My suggestion would be for you to have your children so you can then focus on what is 'best' for your breasts. A lift of some kind will be needed to provide the best result and it may have to be tailored at the time of surgery depending on what size implants you select. Can you wait a few more years???
Based on your photo, I would recommend a vertical/lollipop lift with silicone gel implants under the muscle for the most optimal results. I prefer high profile but you and your surgeon should make that final decision together. I understand not wanting a lift because you want to have more children so if you can't wait until you are done having kids, you can do an augmentation alone and have your lift after you are done. You may also want to consider an augmentation with a donut lift in an attempt to get your areolas to a more central location on your breast mound. Keep in mind that you may not be satisfied with the aesthetic results as you will most likely still have your own breast tissue hanging off of your implant because you really do need a vertical lift. Waiting would be the best but if you just can't wait and really want more volume now, you can do the augmentation alone knowing you will need a lift later. Definitely talk with your surgeon more about what your results will look like so you can have realistic expectations and look at lots of photos. ac
women refuse breast lifts because of the ugly vertical scars of the lollipop or
boat anchor shaped incisions, nipple numbness and the inability to breast
feed. For this reason, a new technique
was developed called Breast Augmentation with Mini Ultimate Breast LiftTM. Using only a circumareola incision it is
possible to reshape your breast tissue creating upper pole fullness, elevate
them higher on the chest wall and more medial to increase your cleavage. Through the same incision, implants can be
placed. Aligning the areola, breast
tissue and implant over the bony prominence of the chest wall maximizes
anterior projection with a minimal size implant. Small round textured silicone gel implants
placed retro-pectoral look and feel more natural, are more stable, less likely
to ripple or have complications needing revision. Implant profile is irrelevant in the
retro-pectoral position since the muscle compresses it. This technique avoids the ugly vertical
scars, maintains nipple sensation and the ability to breast feed.
Gary Horndeski, M.D.
Thank you for the pictures.
I don't think that augmentation alone would benefit your body, I do agree that a breast lift will be needed.
I agree that you need a lift but would prefer the lollipop lift. The donut lift will not lift you enough. Implants alone simply will not look right. Your other option if to wait until after you are finished having children before considering breast surgery.

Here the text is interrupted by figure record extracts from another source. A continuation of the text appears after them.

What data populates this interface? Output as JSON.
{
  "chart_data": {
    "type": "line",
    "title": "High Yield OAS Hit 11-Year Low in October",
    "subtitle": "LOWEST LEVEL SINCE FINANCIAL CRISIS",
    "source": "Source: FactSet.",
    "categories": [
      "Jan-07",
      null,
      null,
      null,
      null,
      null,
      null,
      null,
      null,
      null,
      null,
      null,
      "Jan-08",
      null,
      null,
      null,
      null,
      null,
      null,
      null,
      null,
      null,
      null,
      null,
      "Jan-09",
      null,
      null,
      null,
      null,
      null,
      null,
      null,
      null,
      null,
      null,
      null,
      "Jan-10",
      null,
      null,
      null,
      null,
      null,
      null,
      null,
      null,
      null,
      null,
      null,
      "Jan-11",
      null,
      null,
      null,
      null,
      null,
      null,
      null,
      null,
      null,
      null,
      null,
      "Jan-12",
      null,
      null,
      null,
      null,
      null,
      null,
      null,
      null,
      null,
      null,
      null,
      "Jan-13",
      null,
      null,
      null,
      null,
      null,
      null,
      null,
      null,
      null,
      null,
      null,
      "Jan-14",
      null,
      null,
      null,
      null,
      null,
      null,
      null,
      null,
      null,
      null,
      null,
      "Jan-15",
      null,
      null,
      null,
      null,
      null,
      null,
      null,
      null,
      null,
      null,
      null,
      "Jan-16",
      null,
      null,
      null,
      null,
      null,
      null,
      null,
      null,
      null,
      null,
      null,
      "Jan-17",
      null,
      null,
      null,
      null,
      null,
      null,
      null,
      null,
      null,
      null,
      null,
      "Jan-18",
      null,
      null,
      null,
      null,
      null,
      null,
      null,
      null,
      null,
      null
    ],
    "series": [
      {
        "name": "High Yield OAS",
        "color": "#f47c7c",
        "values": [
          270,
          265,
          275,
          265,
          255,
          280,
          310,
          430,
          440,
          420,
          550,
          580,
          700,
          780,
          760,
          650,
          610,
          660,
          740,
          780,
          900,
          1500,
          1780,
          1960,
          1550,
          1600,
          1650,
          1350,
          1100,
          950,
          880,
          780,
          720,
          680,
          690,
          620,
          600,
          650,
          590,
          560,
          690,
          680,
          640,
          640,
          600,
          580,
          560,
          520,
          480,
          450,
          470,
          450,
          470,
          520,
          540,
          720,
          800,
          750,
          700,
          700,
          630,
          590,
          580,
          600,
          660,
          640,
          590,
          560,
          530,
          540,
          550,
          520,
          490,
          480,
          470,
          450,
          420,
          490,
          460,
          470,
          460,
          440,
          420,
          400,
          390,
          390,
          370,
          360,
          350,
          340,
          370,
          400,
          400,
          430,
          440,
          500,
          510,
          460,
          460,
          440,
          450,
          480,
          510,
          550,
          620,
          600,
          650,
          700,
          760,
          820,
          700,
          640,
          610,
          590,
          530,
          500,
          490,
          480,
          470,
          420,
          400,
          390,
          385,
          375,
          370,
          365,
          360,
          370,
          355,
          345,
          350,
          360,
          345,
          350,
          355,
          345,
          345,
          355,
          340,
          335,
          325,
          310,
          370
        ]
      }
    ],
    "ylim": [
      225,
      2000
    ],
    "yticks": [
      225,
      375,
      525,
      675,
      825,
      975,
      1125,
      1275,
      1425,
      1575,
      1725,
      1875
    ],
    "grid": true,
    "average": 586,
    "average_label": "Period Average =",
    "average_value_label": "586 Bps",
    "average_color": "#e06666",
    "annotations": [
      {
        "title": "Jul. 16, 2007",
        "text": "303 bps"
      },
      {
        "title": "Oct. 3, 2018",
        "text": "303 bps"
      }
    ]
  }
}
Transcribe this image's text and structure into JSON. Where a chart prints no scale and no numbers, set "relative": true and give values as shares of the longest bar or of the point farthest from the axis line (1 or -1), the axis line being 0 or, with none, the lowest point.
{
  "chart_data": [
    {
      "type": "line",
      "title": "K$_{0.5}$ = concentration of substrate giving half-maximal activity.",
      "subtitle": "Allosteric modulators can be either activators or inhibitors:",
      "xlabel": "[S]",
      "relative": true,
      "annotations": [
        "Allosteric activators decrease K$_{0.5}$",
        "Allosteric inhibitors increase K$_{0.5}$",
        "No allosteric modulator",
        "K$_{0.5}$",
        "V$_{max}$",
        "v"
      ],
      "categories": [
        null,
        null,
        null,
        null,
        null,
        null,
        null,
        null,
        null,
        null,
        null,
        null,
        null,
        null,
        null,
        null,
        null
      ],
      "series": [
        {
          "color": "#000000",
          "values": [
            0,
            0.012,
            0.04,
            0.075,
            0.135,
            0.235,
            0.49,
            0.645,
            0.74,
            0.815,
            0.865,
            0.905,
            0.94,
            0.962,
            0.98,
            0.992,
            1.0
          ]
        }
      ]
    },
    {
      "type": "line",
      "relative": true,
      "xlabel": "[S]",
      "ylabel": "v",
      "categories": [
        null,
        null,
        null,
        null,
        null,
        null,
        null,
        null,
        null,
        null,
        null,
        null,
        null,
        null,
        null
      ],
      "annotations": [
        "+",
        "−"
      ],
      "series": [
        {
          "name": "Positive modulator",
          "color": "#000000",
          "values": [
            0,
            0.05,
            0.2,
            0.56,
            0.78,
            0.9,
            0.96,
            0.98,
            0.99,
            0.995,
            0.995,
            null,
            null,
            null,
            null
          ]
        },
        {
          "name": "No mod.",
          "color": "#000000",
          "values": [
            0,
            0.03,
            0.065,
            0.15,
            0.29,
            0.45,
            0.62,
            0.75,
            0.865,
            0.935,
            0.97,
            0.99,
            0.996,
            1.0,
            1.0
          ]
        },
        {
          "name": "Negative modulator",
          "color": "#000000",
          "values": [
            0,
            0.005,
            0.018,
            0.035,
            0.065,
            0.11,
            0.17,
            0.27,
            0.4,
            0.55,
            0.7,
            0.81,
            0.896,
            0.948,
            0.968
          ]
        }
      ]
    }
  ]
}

Based on your photo, I would recommend a lifting procedure for you. You could do a breast augmentation now and the lift later, when your family is complete, but most women find they want to do it as one procedure. As you know, your breast size will fluctuate with breastfeeding and this could result in needing revisions to your surgery. I would recommend that you wait until you have completed your family and been done nursing a baby for 6 months to allow your breasts to return to normal. Best of luck to you and your family.
You definitely need a lift. Not just a "donut" (circumareolar) but a "lollipop" (circumvertical). However, I would recommend that you complete your family before embarking on any breast surgery.
You need a vertical mastopexy with an implant. There is no question. I do a very high volume of breast surgery and I can tell you that attempting to fix the problems caused doing the wrong surgery is much more difficult and will never give as good of a result as doing the correct surgery the first time around.
If you are definitely planning on having more children in the next 1-2 years, then I would wait on any breast cosmetic surgery until after your last child. If having more children is unlikely, then go ahead with your breast surgery with a lift.
A circumareolar (donut lift), in my opinion, should be reserved for patients with tighter lower breast poles (that don't need tightening) and nipple-areolar (N-A) complexes that are low. This does not appear to be you. If the N-A complex needs raising AND the lower breast poles/curve is low, then a fuller mastopexy is required and desired. The resulting vertical scar between the lower edge of the areola and the lower breast fold tends to heal very well and therefore do not fear it. The donut lift scars tend not to heal optimally.
If you have the surgery and then happen to get pregnant, it is not a forgone conclusion that further surgery would be needed.
You will be disappointed and have a poor cosmetic result without a breast lift. If you are concerned about having that procedure now, I would suggest that you wait until you are finished having children and then decide if the appearance of your breasts concern you enough to have the most optimal procedures, a breast lift (mastopexy) and implant. Ifr you are ambivalent don't have the surgery, which is totally elective.
If and when you are ready, I would suggest rhat you
find a plastic surgeon certified by the American Board of Plastic Surgery and
ideally a member of the American Society for Aesthetic Plastic
Surgery (ASAPS) that you trust and are comfortable with. You should
discuss your concerns with that surgeon in person.